Fraktur Tungkai Bawah disebut juga tulang Tibia Fibula (Levin & William, 1997).
Secara anatomis tungkai bawah dibagi tiga yaitu:
1. Fraktur tungkai bawah proksimal disebut juga fraktur plateau tibia.
2. Fraktur tungkai bawah media disebut fraktur shaft.
3. Fraktur tungkai bawah distal disebut fraktur pilon atau tibial plafond.
Melihat susunan anatomi tungkai bawah dengan permukaan medial tibia hanya
dilindungi jaringan subkutan periosteum yang melapisi tibia agak tipis terutama
bagian depan yang hanya dilapisi kulit sehingga tulang ini mudah patah dan susunan
frakturnya bergeser. Karena letaknya yang berada langsung di bawah kulit sering
memudahkan terjadinya fraktur terbuka. Fraktur tungkai bawah merupakan akibat
terbanyak dari kecelakaan lalu lintas. Tenaga rotasi dapat terjadi juga pada
olahragawan seperti saat bermain bola. Cedera biasanya terjadi akibat gaya angulasi
yang menyebabkan garis fraktur transversal atau miring kadang dengan fragmen
kominutif.
a. Fraktur Plateau Tibia
Menurut Schatzker dan Mc Broom, fraktur plateau tibia dibagi 6 tipe, yaitu:
I. Fraktur kondilus lateral, biasanya terdapat pada usia muda
II. Fraktur condylus dengan impresi
III. Fraktur impresi sentral plateau lateral tanpa fraktur condylus
IV. Fraktur plateau tibia medial
V. Fraktur bicondylar yang terdiri dari plateau condylus medial dan lateral,
VI. Fraktur kompleks yang menyebabkan terpisahnya metaphysis dengan
diaphysis tibia.
I II III
IV V VI
Bagian proximal tibia dengan korteks yang tipis mudah terkena cedera, terutama
pada orang dewasa berusia > 50 tahun dengan kondisi tulang yang osteoporotik.
Mekanisme trauma biasanya berupa trauma abduksi, atau pukulan langsung
pada bagian lateral tungkai dengan kaki terfiksasi pada permukaan tanah.

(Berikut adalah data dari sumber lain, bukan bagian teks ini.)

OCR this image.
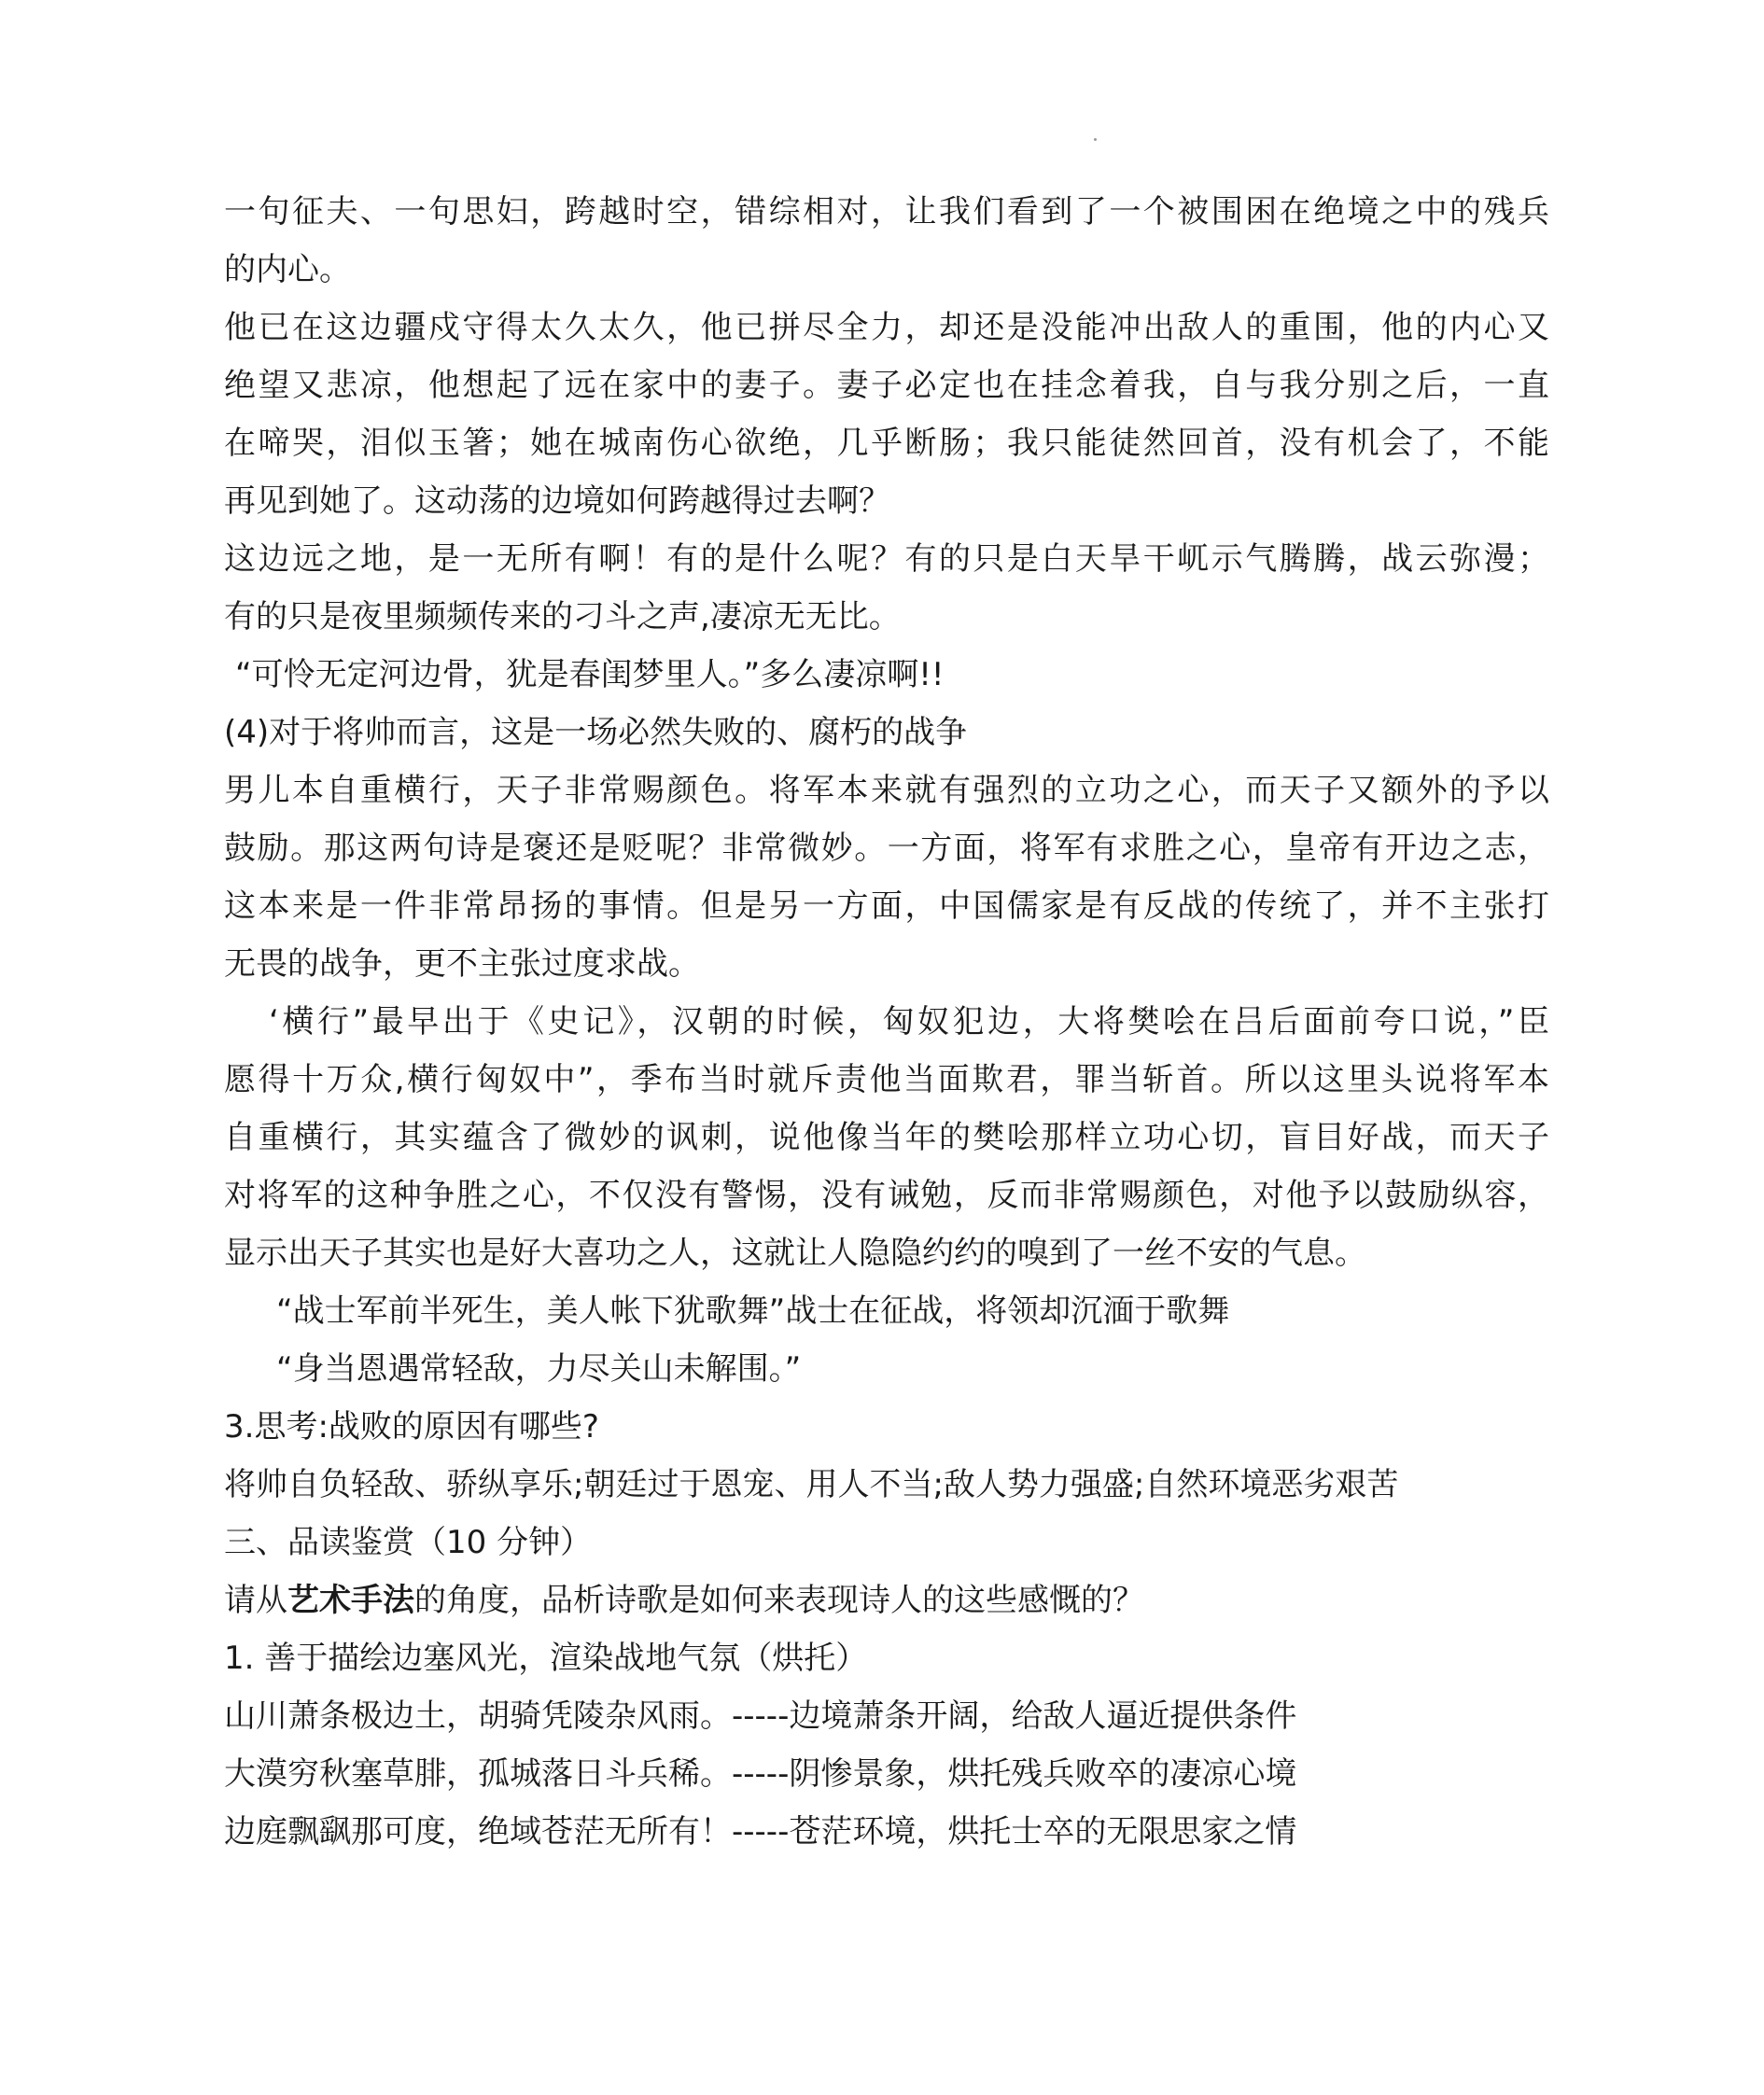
一句征夫、一句思妇，跨越时空，错综相对，让我们看到了一个被围困在绝境之中的残兵
的内心。
他已在这边疆戍守得太久太久，他已拼尽全力，却还是没能冲出敌人的重围，他的内心又
绝望又悲凉，他想起了远在家中的妻子。妻子必定也在挂念着我，自与我分别之后，一直
在啼哭，泪似玉箸；她在城南伤心欲绝，几乎断肠；我只能徒然回首，没有机会了，不能
再见到她了。这动荡的边境如何跨越得过去啊？
这边远之地，是一无所有啊！有的是什么呢？有的只是白天旱干屼示气腾腾，战云弥漫；
有的只是夜里频频传来的刁斗之声,凄凉无无比。
“可怜无定河边骨，犹是春闺梦里人。”多么凄凉啊!!
(4)对于将帅而言，这是一场必然失败的、腐朽的战争
男儿本自重横行，天子非常赐颜色。将军本来就有强烈的立功之心，而天子又额外的予以
鼓励。那这两句诗是褒还是贬呢？非常微妙。一方面，将军有求胜之心，皇帝有开边之志，
这本来是一件非常昂扬的事情。但是另一方面，中国儒家是有反战的传统了，并不主张打
无畏的战争，更不主张过度求战。
‘横行”最早出于《史记》，汉朝的时候，匈奴犯边，大将樊哙在吕后面前夸口说，”臣
愿得十万众,横行匈奴中”，季布当时就斥责他当面欺君，罪当斩首。所以这里头说将军本
自重横行，其实蕴含了微妙的讽刺，说他像当年的樊哙那样立功心切，盲目好战，而天子
对将军的这种争胜之心，不仅没有警惕，没有诫勉，反而非常赐颜色，对他予以鼓励纵容，
显示出天子其实也是好大喜功之人，这就让人隐隐约约的嗅到了一丝不安的气息。
“战士军前半死生，美人帐下犹歌舞”战士在征战，将领却沉湎于歌舞
“身当恩遇常轻敌，力尽关山未解围。”
3.思考:战败的原因有哪些?
将帅自负轻敌、骄纵享乐;朝廷过于恩宠、用人不当;敌人势力强盛;自然环境恶劣艰苦
三、品读鉴赏（10 分钟）
请从艺术手法的角度，品析诗歌是如何来表现诗人的这些感慨的？
1. 善于描绘边塞风光，渲染战地气氛（烘托）
山川萧条极边土，胡骑凭陵杂风雨。-----边境萧条开阔，给敌人逼近提供条件
大漠穷秋塞草腓，孤城落日斗兵稀。-----阴惨景象，烘托残兵败卒的凄凉心境
边庭飘飖那可度，绝域苍茫无所有！-----苍茫环境，烘托士卒的无限思家之情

Trauma menekan lutut kearah valgus medial dan mendorong kondilus femur ke
plateau tibia lateralis. Tulang yang osteoporotik akan mengalami fraktur
sebelum ligament kolateral medial lutut robek. Permukaan sendi plateau tibia
lateralis akan terdesak ke kaudal dan lateral. Trauma membengkokkan,
memuntir atau trauma sumbu pada daerah plateau tibia dapat juga
menimbulkan berbagai fraktur plateau tibia, seperti fraktur sendi sentral
terdepresi. Lebih sering trauma menimbulkan kominutif, yang meluas ke
korteks metaphysis tibia. Satu atau kedua condylus bila terlibat disertai
hilangnya keharmonisan permukaan sendi tibia proximal.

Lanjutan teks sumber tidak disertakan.